用简单的Dom模型进行php刮擦

include('simple_html_dom.php');

  function curl_set($url){
   $ch = curl_init($url);
    curl_setopt($ch, CURLOPT_RETURNTRANSFER, true);
    $result = curl_exec($ch); 
    return $result;  
   }

    $curl_scraped_page = curl_set('http://www.belmontwine.com/site-map.html');
    $html = new simple_html_dom();
    $html->load($curl_scraped_page, true, false);

    $i = 0; 
    $ab = array();
    $files = array();
         foreach($html->find('td[class=site-map]') as $td) {
           foreach($td->find('li a') as $a) {
         if($i<=2){
               $ab = 'http://www.belmontwine.com'.$a->href;
                   $html = file_get_html($ab);
            foreach($html->find('td[class=pageheader]') as $file) {
               $files[] = $file->innertext;
           }

          } 
        else{
          //exit();
         }    
          $i++;
        }
        $html->clear();
     }

print_r($files);

Above is my code i need help to scrap site with php.
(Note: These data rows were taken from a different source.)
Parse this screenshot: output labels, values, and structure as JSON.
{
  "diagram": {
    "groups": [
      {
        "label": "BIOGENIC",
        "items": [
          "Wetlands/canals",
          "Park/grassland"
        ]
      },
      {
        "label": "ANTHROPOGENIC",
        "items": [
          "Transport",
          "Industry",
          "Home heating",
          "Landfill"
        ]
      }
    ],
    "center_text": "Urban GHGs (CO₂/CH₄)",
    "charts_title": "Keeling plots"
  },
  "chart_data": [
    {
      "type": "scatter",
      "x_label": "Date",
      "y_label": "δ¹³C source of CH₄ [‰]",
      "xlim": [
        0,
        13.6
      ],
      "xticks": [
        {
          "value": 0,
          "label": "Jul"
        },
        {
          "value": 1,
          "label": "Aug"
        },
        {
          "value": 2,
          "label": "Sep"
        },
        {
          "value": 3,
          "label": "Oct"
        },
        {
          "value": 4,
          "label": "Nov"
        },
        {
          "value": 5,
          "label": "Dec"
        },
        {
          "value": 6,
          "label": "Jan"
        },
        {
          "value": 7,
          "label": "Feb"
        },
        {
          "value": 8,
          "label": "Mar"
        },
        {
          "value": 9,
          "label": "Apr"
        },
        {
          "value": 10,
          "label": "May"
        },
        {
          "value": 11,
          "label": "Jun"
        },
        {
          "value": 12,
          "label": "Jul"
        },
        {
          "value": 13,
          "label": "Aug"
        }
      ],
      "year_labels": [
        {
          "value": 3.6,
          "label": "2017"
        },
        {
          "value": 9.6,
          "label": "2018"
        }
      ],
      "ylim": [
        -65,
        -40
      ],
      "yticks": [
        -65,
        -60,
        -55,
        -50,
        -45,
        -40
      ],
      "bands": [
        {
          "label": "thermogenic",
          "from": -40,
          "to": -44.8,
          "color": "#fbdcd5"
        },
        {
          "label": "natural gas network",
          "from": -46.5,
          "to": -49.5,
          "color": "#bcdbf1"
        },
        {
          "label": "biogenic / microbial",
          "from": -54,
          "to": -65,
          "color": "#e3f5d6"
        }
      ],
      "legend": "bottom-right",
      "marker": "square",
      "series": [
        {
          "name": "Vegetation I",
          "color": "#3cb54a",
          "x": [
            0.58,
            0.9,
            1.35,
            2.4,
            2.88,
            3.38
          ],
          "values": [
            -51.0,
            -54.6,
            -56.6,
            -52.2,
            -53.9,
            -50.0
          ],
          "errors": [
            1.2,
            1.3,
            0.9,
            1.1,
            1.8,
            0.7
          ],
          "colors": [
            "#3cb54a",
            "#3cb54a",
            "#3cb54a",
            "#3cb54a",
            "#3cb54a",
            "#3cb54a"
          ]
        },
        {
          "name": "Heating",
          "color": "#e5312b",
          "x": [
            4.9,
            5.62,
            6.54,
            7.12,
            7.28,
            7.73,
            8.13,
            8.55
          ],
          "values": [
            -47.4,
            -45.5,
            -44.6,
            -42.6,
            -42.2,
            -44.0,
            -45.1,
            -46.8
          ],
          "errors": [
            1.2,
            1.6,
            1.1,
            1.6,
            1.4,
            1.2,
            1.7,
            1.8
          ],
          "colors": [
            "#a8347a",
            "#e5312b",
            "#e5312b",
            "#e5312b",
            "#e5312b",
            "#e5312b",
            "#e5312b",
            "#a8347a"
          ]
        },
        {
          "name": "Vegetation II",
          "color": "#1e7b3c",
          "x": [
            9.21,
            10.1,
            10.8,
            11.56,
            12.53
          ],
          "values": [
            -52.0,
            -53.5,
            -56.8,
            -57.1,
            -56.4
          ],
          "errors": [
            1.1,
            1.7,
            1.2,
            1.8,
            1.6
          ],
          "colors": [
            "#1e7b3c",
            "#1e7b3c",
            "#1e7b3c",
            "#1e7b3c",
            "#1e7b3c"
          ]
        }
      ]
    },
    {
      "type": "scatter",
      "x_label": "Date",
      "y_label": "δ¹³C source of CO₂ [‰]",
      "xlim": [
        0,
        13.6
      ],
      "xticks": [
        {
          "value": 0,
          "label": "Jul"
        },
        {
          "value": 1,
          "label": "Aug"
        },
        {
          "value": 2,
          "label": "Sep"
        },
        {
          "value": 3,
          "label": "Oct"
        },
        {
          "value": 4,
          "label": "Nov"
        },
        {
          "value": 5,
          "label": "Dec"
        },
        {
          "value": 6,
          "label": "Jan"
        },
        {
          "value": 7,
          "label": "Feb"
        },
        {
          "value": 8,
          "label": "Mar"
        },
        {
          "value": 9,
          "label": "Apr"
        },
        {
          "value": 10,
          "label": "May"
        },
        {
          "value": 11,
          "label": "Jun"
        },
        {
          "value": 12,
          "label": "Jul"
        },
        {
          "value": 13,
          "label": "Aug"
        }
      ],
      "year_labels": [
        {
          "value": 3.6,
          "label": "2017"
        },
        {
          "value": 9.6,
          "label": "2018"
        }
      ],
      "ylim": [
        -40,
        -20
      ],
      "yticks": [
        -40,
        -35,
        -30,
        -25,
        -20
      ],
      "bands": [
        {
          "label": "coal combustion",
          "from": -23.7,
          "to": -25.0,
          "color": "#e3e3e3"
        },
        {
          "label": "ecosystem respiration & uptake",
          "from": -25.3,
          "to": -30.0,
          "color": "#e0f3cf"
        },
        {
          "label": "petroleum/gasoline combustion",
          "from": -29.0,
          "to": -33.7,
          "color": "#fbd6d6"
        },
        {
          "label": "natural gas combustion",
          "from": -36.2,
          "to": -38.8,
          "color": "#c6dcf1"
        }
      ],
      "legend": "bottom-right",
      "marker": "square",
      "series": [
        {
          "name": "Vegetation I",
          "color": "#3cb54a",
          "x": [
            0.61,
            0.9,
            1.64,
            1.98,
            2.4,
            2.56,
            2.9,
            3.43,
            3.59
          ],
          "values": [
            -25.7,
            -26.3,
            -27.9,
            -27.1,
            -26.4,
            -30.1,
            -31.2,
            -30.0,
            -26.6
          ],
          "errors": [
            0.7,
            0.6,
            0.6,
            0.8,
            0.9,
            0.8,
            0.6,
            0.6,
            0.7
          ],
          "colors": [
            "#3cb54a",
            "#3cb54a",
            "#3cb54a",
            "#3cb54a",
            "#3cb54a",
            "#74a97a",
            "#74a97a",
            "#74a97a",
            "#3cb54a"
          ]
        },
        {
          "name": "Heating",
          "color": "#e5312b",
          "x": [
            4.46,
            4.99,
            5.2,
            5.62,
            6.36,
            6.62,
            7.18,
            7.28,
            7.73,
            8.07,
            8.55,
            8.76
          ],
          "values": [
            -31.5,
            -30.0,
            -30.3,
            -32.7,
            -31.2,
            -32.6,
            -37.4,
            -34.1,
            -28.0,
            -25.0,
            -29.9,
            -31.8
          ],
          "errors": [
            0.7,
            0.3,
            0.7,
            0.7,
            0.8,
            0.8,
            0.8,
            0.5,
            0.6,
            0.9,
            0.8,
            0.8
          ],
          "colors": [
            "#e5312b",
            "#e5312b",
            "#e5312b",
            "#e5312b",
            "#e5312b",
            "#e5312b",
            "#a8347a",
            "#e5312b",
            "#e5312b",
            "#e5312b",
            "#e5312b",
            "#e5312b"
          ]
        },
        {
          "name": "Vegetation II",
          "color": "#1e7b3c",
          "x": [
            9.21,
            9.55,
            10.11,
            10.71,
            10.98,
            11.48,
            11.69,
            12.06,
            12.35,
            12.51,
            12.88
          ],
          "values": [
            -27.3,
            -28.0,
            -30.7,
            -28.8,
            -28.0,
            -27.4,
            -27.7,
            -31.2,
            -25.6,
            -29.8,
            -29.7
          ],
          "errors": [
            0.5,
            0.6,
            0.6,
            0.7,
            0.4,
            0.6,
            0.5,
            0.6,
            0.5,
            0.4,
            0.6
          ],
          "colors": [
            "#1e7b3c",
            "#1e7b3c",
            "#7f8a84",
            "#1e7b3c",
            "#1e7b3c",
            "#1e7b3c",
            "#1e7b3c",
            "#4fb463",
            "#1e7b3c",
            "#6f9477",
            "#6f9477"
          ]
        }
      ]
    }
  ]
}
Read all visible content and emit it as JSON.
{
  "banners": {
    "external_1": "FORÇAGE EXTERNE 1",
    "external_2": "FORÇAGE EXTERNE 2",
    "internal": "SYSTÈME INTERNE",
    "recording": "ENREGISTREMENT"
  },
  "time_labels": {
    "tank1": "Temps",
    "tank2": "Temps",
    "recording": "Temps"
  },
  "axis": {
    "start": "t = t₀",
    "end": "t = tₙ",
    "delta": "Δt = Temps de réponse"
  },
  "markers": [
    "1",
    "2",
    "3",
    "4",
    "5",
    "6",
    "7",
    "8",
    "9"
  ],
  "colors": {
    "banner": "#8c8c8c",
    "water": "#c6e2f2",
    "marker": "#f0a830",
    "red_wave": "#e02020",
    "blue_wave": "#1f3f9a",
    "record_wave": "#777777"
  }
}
$ab variable contain the urls that are scraped from the site.i want to scrap data from those URL. I don't know whats wrong with script. The desired output be the url passed by $ab.. but it is not returning anything..just a continous loop...

Need help with it

You have a run away program because once you are inside the if($i<=2) section you never increment the i variable. Right now your i++ is in the wrong place. I don't know why you want to limit the finds to 3 or less but you need to remember to reset the i variable to 0 also, which you are not doing at all.

EDIT:

I don't use the class 'simple_html_dom.php' so I don't know it very well. And I don't know what you want to do with each link found. And I can't do the work for you. I came up with this sample php script that grabs all the links from your site-map page. It creates an array consisting of the link title and href path. The last foreach loop just prints the array for now but you could use that loop to process each path found.

include('simple_html_dom.php');

$files = array();
$html = file_get_html('http://www.belmontwine.com/site-map.html');
foreach($html->find('td[class=site-map]') as $td)
{
 foreach($td->find('li a') as $a)
 {
  if($a->plaintext != '')
  {
   $files["$a->plaintext"] = "http://www.belmontwine.com/$a->href";
  }
 }
}
// To print $files array or to process each link found
foreach($files as $title => $path)
{
 echo('Title: ' . $title . ' - Path: ' . $path . '<br>' . PHP_EOL);
}

Also, not every link found is an html file, at least 1 is a pdf so be sure to test for that in your code.